Yojiro salua et redescendit terminer son repas. Profiter de cette excellente nourriture avant qu'elles ne lui passent sous le nez ! Il finit plusieurs cruchons de vins et rentra se coucher. Il dormit comme une souche. Il s'étira, se gratta les cheveux et alla faire ses exercices matinaux. On devait être en train de poudrer et parfumer monsieur Sasuke pendant ce temps. Le shugenja sortit en milieu de mâtinée. Un palanquin l'attendait, porté par quatre serviteurs. Yojiro fit le trajet à côté, au travers des rues tortueuses et populeuses. Il faisait dégager les trop curieux, repoussait les marchands ambulants, surveillait les toits ensoleillés, les ruelles trop sombres. Il y avait mille couleurs qui éclataient dans la Cité, des échoppes de tous les tons, des spectacles de rue, des ponts engorgés. Yojiro dut attraper par le col un gamin qui venait gratter la feuille d'or à l'arrière du palanquin. D'autres s'y mettaient à l'avant pendant ce temps.
- Ah, la populace maudite ! Dégagez !
On riait du rônin, seul face aux filous qui grouillaient, sortaient par portes et fenêtres admirer le beau palanquin des Lions.
- Ce tumulte va t-il bientôt cesser ? dit Sasuke. Je suis secoué.
Il était évidemment hors de question que le si délicat shugenja se tanne le derrière. Yojiro prit un bâton en bois et avec des moulinets, chassa plusieurs impudents.
- Nous aurions dû prendre une escorte, grogna t-il.
- Hors de question, nous venons incognito.
Il y avait une trentaine de gamins qui suivaient, les gens à la fenêtre hilares, les soldats Bayushi qui laissaient faire, des marchands qui se bousculaient pour approcher. Yojiro s'épongeait le front :
- Saleté de marmaille ! Allez-vous en !
Les enfants reculaient, puis revenaient en riant.
- Ah les petits démons !...
- Fais leur tâter du bâton, Yojiro...
- Je vais les faucher comme les blés...
Le rônin n'avait en fait pas trop le coeur à cogner sur des enfants, même si l'envie ne lui en manquait pas.
- La prochaine fois, dit-il, on ouvrira la route en rasant tous les bâtiments la veille ! On avancera plus facilement ! Ces grandes villes, franchement, c'est insupportable... Et tous ces problèmes de circulation !
En fin de matinée, le palanquin franchit la porte monumentale du mur d'enceinte du quartier religieux.

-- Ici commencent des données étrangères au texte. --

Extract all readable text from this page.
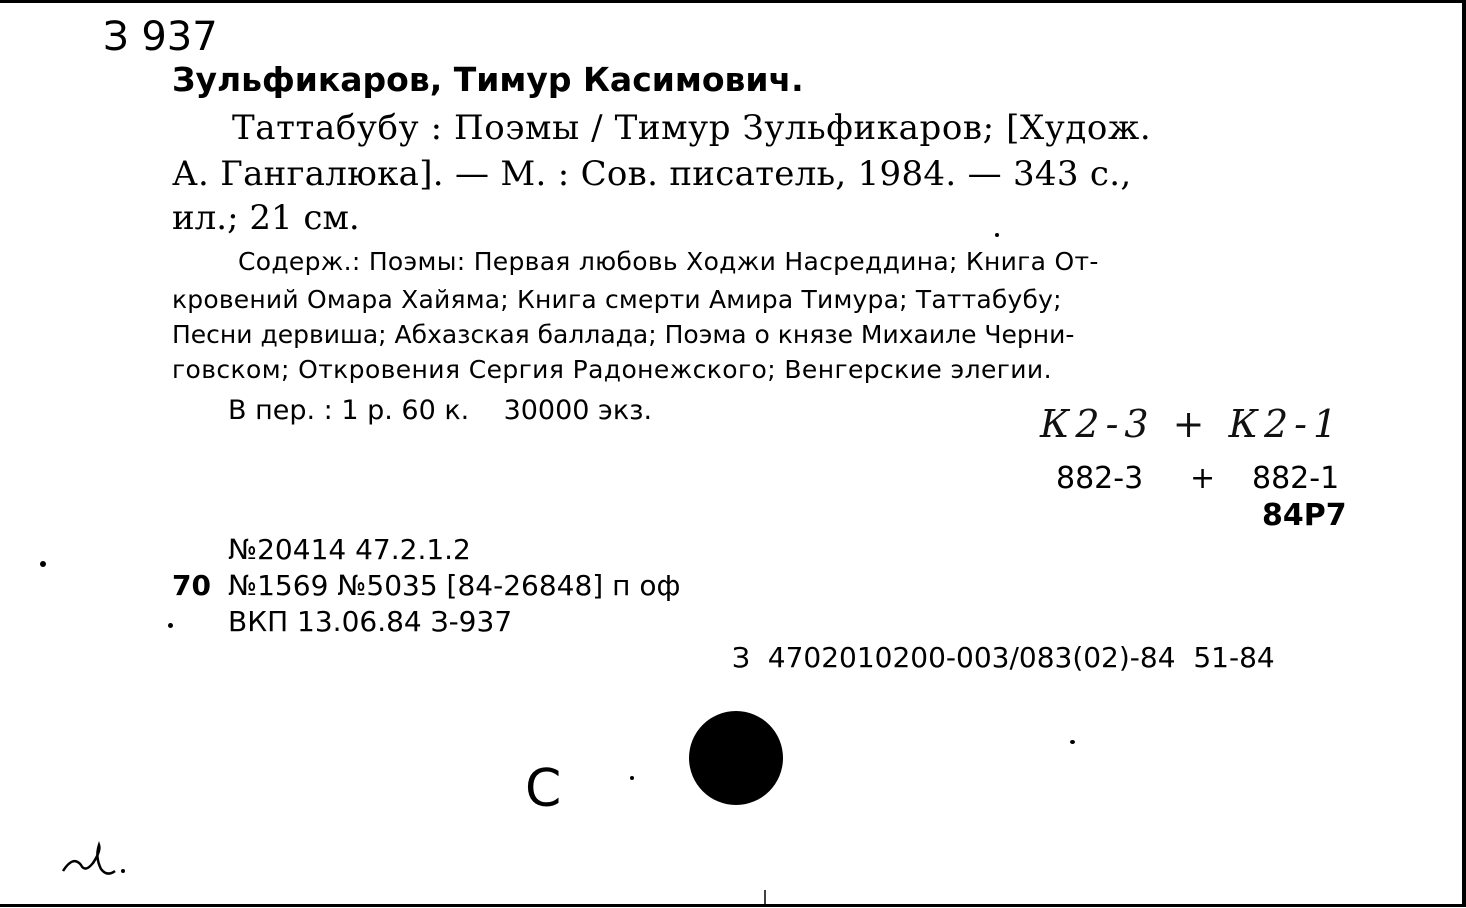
З 937
Зульфикаров, Тимур Касимович.
Таттабубу : Поэмы / Тимур Зульфикаров; [Худож.
А. Гангалюка]. — М. : Сов. писатель, 1984. — 343 с.,
ил.; 21 см.
Содерж.: Поэмы: Первая любовь Ходжи Насреддина; Книга От-
кровений Омара Хайяма; Книга смерти Амира Тимура; Таттабубу;
Песни дервиша; Абхазская баллада; Поэма о князе Михаиле Черни-
говском; Откровения Сергия Радонежского; Венгерские элегии.
В пер. : 1 р. 60 к.    30000 экз.	К2-3 + К2-1
882-3 + 882-1
84Р7
№20414 47.2.1.2
70 №1569 №5035 [84-26848] п оф
ВКП 13.06.84 З-937
З  4702010200-003/083(02)-84  51-84
С
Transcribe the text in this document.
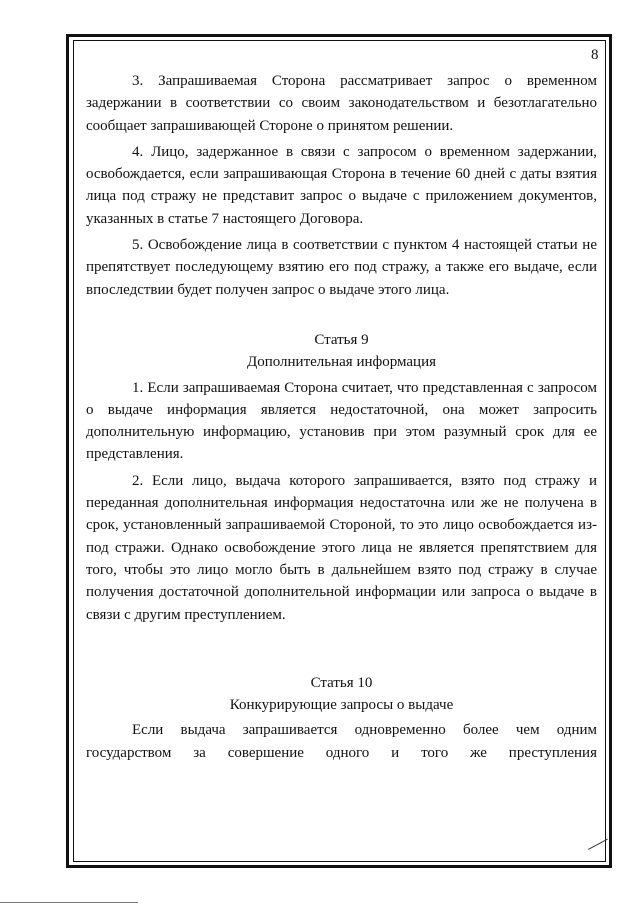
8

3. Запрашиваемая Сторона рассматривает запрос о временном задержании в соответствии со своим законодательством и безотлагательно сообщает запрашивающей Стороне о принятом решении.

4. Лицо, задержанное в связи с запросом о временном задержании, освобождается, если запрашивающая Сторона в течение 60 дней с даты взятия лица под стражу не представит запрос о выдаче с приложением документов, указанных в статье 7 настоящего Договора.

5. Освобождение лица в соответствии с пунктом 4 настоящей статьи не препятствует последующему взятию его под стражу, а также его выдаче, если впоследствии будет получен запрос о выдаче этого лица.

Статья 9

Дополнительная информация

1. Если запрашиваемая Сторона считает, что представленная с запросом о выдаче информация является недостаточной, она может запросить дополнительную информацию, установив при этом разумный срок для ее представления.

2. Если лицо, выдача которого запрашивается, взято под стражу и переданная дополнительная информация недостаточна или же не получена в срок, установленный запрашиваемой Стороной, то это лицо освобождается из-под стражи. Однако освобождение этого лица не является препятствием для того, чтобы это лицо могло быть в дальнейшем взято под стражу в случае получения достаточной дополнительной информации или запроса о выдаче в связи с другим преступлением.

Статья 10

Конкурирующие запросы о выдаче

Если выдача запрашивается одновременно более чем одним государством за совершение одного и того же преступления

Une fois la lourde porte en bois rouge refermée, ce fut soudain le silence. La clameur vulgaire n'était déjà plus qu'une rumeur, un souvenir. Il faisait bien plus frais. Les allées de gravier étaient soigneusement ratissées. Des bosquets coupés au cordeau. Des fontaines en pierre. Il n'y avait pas dix personnes dehors.
- Nom d'un chien !
Yojiro prit une grosse gorgée à sa gourde. Les porteurs se reposaient un peu, massant leurs épaules endolories.
- Pas trop dur les gars ?
- On a déjà porté plus gros.
Sasuke sortit du palanquin :
- Nous allons finir à pied. Dans le quartier religieux, il sera mieux vu de faire preuve de modestie.
Le shugenja n'imaginait pas le plaisir qu'il faisait aux porteurs ! Ceux-ci allaient attendre, bien tranquillement sur un banc. Yojiro leur fit un clin d'oeil et suivit Sasuke.
- Tu n'as pas oublié la boîte au moins, Yojiro ?
- Oh non ! Je n'allais pas prendre le risque de refaire le trajet une deuxième fois !


Samurai


Ils mirent presque autant de temps à traverser le quartier des temples, alors qu'il était bien plus petit. Il fallait s'arrêter prier devant toutes les statues. Sasuke connaissait les rituels. Yojiro se contentait de se baisser et de s'incliner plusieurs fois, comme on lui avait appris petit. Avec ce minimum, il ne risquait pas de fâcher une divinité, qui devait sentir qu'il n'avait pas une éducation religieuse trop poussée ! Il avait juste la foi du charbonnier !

Pour arriver au centre du quartier, il fallait suivre un chemin en spirale à angle droits, passer sous dix portes successives, en priant à chaque fois devant l'autel. Saluer les moines, échanger des politesses, répéter le but de la visite. On dit au shugenja que le rônin ne pourrait franchir la septième porte. Il était trop impur pour aller au-delà. Le rônin maugréa et s'assit sur une pierre, pendant que Sasuke passait dans la huitième section.
- Sept portes sur dix, ce n'est déjà pas mal...
Il vit alors une famille de paysans qui franchissait l'enceinte sans problème. Vexé, il se cala sur le banc, bien assis, croisa les bras et attendit. Il prit le temps d'observer autour de lui. Les statues représentaient des monstres grotesques, obèses, la plupart bicéphales. Ils étaient armés de grands sabres et de haches. Les décorations étaient surchargées, les motifs très délicats. Même le dallage au sol était finement décoré.
- On se croirait dans le quartier interdit ici, ricana Yojiro.
Deux moines-soldats s'ennuyaient. Il faisait vraiment bon ici, à l'ombre d'un beau cerisier. Yojiro sentit une délicieuse envie de dormir l'envahir. Il lutta contre la fermeture de ses paupières en plomb. Quand il crut qu'il résistait, qu'il fermait juste les yeux un moment, le sommeil le prit par surprise. Il ronfla paisiblement pendant presque une heure.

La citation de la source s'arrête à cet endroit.